Lire aussi : La saison de la chasse au Blanc
À Marseille, près d’un quart de siècle de Jean-Claude Gaudin n’a rien changé ?
Ça a donné que, derrière le front de mer, il y a un front de guerre identitaire, sociale, économique et fiscale. La ville est endetée à hauteur de deux milliards d’euros pour un budget de 1,4 milliard. La dette est de 2 000 euros par habitant. S’il n’y avait pas eu d’arrangements dans la présentation du bilan, Marseille devrait être sous tutelle. Elle n’est pas seulement surendettée, elle est ruinée.
Et vous serez candidat en 2020?
Oui. Ce doit être mon côté kamikaze ! [rires]
Mais vu la situation que vous me décrivez, vous ne pourrez rien faire…
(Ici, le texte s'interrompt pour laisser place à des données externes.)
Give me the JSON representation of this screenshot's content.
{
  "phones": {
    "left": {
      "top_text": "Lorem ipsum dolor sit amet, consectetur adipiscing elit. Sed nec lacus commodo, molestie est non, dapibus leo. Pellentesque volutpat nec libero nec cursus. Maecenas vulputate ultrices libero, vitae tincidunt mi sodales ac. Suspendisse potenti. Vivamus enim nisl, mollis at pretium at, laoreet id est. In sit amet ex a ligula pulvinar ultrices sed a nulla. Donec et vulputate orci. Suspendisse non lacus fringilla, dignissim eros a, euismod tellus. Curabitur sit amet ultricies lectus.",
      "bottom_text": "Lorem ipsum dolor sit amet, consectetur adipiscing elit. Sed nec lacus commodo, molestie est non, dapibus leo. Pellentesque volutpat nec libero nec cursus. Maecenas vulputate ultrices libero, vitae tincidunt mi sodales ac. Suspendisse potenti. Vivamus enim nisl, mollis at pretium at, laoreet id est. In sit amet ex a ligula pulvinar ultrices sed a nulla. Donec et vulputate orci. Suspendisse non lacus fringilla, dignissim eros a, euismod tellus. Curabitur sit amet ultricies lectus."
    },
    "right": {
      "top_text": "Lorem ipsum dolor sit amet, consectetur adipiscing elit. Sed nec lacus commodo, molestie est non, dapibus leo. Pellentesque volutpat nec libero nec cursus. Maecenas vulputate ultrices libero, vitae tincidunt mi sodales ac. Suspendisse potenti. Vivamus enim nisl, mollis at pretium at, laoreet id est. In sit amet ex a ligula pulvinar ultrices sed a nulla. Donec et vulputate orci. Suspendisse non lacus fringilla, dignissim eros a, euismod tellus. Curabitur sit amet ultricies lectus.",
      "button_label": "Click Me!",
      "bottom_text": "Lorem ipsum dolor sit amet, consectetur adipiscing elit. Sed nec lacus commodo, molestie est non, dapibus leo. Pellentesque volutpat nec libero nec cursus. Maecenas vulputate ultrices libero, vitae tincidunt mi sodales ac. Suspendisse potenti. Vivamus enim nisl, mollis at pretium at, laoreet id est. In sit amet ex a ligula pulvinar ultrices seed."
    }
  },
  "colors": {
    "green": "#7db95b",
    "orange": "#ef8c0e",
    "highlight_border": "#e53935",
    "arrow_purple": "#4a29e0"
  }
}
Si. Je compte proposer aux banques un partenariat. Les Marseillais font partie de ces Français qui les ont sauvées après le krach de 2008. À leur tour de nous aider. Je compte leur demander de nous accorder six ans d’oxygène. Six ans de suspension du remboursement de la dette, qui nous permettront d’investir dans les infrastructures et dans la sécurité. Pour recréer les conditions du dynamisme économique, qui ensuite leur profitera. Un partenariat citoyen, en somme, qui sera aussi un partenariat gagnant/gagnant. Nous voulons conquérir Marseille pour que les Marseillais reconquièrent leur ville.[/vc_column_text][/vc_column][/vc_row]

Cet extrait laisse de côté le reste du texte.